Un nuovo disco di Joe Ely è sempre un avvenimento per gli appassionati di Musica, un appuntamento che negli ultimi anni si è diradato (questo arriva a quattro anni dal precedente) ma che soddisfa sempre in pieno per intensità, poesia e purezza interpretativa. “Panhandle Rambler” può giustamente essere considerato uno dei migliori della sua gloriosa discografia, un capitolo in cui sono condensate tutte le emozioni a cui ci ha abituato nel corso degli anni, country music, tex-mex, rock, spruzzate ‘spanish’ grazie alla presenza di una serie di amici che anche qui rendono preziose ed indimenticabili le canzoni.
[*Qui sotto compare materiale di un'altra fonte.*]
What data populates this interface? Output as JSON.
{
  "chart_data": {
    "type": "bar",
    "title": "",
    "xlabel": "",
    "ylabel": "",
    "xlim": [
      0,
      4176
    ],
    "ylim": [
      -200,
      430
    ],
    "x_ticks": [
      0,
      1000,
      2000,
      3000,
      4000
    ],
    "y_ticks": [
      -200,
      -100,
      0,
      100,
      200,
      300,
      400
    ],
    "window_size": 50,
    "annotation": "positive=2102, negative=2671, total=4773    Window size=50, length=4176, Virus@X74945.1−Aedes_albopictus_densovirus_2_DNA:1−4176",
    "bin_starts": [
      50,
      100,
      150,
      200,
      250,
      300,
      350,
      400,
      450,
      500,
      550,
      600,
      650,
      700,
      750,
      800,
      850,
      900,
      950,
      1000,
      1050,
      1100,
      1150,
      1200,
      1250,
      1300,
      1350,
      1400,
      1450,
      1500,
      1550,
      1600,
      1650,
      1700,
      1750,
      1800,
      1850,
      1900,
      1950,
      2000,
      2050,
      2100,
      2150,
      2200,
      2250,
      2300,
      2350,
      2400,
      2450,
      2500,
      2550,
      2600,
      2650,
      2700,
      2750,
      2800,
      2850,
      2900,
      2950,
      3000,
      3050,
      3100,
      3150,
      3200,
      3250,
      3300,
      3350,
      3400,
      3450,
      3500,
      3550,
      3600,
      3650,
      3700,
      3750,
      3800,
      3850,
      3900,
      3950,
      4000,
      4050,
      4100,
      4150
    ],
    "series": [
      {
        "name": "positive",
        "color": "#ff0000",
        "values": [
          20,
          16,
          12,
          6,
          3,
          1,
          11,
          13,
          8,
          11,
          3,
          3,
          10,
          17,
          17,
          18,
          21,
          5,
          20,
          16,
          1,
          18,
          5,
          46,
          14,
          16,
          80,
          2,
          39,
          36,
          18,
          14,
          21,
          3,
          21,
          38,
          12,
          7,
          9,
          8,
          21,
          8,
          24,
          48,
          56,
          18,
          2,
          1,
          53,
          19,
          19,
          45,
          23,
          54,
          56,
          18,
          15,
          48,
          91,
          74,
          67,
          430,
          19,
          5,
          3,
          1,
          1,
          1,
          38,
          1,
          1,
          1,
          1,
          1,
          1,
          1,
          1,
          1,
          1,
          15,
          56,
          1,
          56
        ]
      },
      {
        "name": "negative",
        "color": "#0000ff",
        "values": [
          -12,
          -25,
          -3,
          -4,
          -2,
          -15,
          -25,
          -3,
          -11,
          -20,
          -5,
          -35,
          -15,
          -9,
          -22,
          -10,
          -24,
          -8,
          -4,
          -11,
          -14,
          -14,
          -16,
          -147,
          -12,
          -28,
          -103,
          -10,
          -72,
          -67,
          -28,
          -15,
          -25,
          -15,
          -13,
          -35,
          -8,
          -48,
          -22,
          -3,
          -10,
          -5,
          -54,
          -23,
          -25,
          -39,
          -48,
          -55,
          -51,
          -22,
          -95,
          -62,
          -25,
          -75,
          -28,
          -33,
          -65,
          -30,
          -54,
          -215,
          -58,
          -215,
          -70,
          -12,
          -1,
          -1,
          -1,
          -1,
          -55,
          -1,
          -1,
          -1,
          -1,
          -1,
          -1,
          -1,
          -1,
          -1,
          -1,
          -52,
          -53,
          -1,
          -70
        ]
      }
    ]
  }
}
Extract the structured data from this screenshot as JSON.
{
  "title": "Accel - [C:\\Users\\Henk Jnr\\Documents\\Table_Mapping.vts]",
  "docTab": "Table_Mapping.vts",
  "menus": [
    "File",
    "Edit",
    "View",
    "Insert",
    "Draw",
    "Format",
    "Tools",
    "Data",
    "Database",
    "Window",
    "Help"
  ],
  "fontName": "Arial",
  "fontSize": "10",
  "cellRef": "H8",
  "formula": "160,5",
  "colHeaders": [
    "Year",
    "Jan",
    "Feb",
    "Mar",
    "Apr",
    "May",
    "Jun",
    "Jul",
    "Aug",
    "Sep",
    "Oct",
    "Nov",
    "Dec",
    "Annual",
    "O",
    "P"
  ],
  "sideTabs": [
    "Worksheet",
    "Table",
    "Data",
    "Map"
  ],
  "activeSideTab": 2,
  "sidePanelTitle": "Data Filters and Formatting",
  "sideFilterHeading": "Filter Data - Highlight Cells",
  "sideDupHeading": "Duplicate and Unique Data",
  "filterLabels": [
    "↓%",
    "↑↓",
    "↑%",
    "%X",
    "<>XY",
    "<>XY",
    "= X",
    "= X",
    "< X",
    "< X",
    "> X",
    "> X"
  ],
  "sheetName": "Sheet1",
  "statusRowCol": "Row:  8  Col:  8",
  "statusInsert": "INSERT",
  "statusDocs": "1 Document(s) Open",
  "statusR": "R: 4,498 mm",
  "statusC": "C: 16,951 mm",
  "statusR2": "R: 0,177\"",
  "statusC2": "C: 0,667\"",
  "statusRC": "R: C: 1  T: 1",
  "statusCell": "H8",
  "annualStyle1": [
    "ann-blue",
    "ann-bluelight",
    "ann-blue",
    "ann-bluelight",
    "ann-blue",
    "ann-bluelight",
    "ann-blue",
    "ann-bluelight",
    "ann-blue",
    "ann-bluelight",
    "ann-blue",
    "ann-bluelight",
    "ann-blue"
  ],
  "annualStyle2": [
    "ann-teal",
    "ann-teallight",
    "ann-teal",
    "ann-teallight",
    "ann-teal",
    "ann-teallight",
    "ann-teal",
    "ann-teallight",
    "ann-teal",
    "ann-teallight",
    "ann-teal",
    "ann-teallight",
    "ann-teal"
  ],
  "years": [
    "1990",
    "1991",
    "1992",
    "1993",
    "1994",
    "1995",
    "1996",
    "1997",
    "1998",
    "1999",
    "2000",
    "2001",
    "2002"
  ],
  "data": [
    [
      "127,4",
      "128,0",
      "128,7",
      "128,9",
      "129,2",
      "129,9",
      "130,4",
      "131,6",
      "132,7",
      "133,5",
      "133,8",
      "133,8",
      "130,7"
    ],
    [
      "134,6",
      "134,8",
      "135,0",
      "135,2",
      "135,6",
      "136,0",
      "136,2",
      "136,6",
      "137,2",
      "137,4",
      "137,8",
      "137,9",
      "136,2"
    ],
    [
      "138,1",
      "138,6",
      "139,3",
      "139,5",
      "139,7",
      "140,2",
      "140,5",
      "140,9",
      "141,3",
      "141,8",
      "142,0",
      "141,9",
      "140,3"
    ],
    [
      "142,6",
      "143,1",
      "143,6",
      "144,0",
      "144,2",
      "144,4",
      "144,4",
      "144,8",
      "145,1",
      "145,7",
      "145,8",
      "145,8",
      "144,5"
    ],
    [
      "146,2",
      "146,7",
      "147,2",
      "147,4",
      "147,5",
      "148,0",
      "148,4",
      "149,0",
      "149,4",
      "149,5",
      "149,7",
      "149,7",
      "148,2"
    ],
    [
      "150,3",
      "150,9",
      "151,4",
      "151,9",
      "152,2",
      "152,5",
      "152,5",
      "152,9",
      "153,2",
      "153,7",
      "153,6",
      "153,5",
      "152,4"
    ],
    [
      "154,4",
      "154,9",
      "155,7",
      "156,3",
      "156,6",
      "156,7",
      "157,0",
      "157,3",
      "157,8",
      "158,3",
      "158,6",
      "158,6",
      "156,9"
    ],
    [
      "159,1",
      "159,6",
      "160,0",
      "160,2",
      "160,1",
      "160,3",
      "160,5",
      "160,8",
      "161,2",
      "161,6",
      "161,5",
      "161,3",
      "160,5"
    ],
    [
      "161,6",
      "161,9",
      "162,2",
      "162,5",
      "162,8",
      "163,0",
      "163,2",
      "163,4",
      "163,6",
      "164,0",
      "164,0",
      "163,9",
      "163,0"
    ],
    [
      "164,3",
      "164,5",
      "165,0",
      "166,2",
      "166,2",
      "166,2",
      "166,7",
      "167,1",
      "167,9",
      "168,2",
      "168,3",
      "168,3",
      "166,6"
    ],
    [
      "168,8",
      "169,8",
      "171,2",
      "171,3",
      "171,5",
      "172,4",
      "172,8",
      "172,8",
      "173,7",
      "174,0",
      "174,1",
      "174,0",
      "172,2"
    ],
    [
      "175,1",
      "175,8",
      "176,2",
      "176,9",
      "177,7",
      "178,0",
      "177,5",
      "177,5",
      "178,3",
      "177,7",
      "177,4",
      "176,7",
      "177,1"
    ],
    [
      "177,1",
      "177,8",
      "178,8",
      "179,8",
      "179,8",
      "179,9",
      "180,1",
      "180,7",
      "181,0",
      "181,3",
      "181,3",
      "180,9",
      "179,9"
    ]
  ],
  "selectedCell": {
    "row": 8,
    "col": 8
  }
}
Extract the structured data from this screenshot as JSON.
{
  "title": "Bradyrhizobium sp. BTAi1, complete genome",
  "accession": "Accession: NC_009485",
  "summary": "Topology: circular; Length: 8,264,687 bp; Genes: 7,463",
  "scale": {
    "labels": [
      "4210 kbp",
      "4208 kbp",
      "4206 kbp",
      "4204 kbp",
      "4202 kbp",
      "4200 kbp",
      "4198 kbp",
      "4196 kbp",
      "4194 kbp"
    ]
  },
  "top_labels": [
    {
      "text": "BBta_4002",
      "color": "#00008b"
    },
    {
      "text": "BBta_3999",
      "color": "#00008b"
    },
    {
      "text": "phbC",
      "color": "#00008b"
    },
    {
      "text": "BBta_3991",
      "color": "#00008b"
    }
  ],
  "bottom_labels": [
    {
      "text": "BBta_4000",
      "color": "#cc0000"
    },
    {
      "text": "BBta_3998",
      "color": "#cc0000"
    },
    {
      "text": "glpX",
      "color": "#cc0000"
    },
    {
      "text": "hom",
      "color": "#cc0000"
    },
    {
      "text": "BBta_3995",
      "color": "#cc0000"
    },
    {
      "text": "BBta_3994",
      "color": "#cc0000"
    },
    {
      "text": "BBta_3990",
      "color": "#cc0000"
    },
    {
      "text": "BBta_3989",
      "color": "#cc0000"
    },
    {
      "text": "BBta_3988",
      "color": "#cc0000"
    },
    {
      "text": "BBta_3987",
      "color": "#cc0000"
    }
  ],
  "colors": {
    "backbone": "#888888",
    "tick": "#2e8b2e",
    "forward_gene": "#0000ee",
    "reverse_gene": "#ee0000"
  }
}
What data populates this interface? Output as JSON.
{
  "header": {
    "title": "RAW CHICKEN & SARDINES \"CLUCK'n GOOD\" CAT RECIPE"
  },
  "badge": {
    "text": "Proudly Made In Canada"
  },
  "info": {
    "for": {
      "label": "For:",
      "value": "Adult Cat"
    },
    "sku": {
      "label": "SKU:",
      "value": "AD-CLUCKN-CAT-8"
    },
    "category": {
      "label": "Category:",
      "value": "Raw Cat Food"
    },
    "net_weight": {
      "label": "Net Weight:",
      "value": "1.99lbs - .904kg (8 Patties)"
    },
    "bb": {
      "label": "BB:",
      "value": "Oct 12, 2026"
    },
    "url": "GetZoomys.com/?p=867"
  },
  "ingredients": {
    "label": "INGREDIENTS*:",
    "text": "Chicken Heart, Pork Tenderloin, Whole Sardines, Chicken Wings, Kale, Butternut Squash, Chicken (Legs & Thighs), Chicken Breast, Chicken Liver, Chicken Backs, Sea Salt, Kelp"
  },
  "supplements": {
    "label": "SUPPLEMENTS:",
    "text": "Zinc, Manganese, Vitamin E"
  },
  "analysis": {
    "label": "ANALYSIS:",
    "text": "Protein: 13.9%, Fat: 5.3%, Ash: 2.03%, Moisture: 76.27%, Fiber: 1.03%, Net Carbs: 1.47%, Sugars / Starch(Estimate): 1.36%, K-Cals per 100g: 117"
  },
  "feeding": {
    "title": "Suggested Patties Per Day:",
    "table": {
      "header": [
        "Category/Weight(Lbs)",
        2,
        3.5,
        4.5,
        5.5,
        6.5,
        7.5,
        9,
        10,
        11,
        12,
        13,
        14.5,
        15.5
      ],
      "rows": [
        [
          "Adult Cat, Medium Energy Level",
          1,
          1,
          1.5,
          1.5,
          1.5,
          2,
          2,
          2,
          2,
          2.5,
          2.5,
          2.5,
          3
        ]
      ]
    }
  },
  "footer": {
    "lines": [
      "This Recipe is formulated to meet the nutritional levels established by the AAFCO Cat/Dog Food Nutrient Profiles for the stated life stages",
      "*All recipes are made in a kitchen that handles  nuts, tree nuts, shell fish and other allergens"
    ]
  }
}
La chitarra flamenco di Teye (che apre, stupefacente, l’album con “Wounded Creek”), la fisarmonica e le tastiere di Joel Guzman, la slide di Lloyd Maines, la steel di Jim Hoke, le straordinarie chitarre acustiche ed elettriche di Kenny Vaughn, Rob Gjersoe, Gary Nicholson e Jeff Plankenhorn, il magistrale fiddle di Warren Hood e una sezione ritmica che vede alternarsi gente come Davis Mclarty, Glenn Fukunaga e Dave Roe tra gli altri, tutto concorre a rendere speciale questo album e a farcelo apprezzare nella sua semplicità e nella sua profondità. Joe è in grande forma compositiva e lo conferma pienamente con veri gioielli come “Here’s To The Weary”, “You Saved Me”, “Coyotes Are Howlin’”, “Southern Eyes”, “Burden Your Load” e “Wonderin’ Where”, solo per citare alcuni degli episodi che compongono “Panhandle Rambler”, senza dimenticare di ‘citare’ l’amico di tante avventure Butch Hancock di cui riprende “When The Nights Are Cold” e Guy Clark, autore di una splendida “Magdalene”. La formula che contraddistingue la proposta di Joe Ely è nel corso degli anni rimasta identica, quello che è maturato è il suo storytelling, la sua poetica ormai assurta al rango di classico per quanto riguarda la musica americana delle radici, il suo rapportarsi alla terra che gli ha dato i natali e che continua ad essere una straordinaria fonte di ispirazione con i suoi panorami aspri e duri ma ricchi di inevitabile fascino. La produzione, nelle mani ormai stabili di Joe Ely che controlla pienamente ogni livello nella costruzione dei suoi dischi, è veramente esente da pecche, prevalentemente acustica come impianto ma ricca di colori, di profumi, di sfumature che la rendono così variegata da essere in ogni momento godibile e scorrevole. Un disco questo che merita di essere annoverato tra le cose migliori uscite da quelle fertili terre da parecchi anni a questa parte.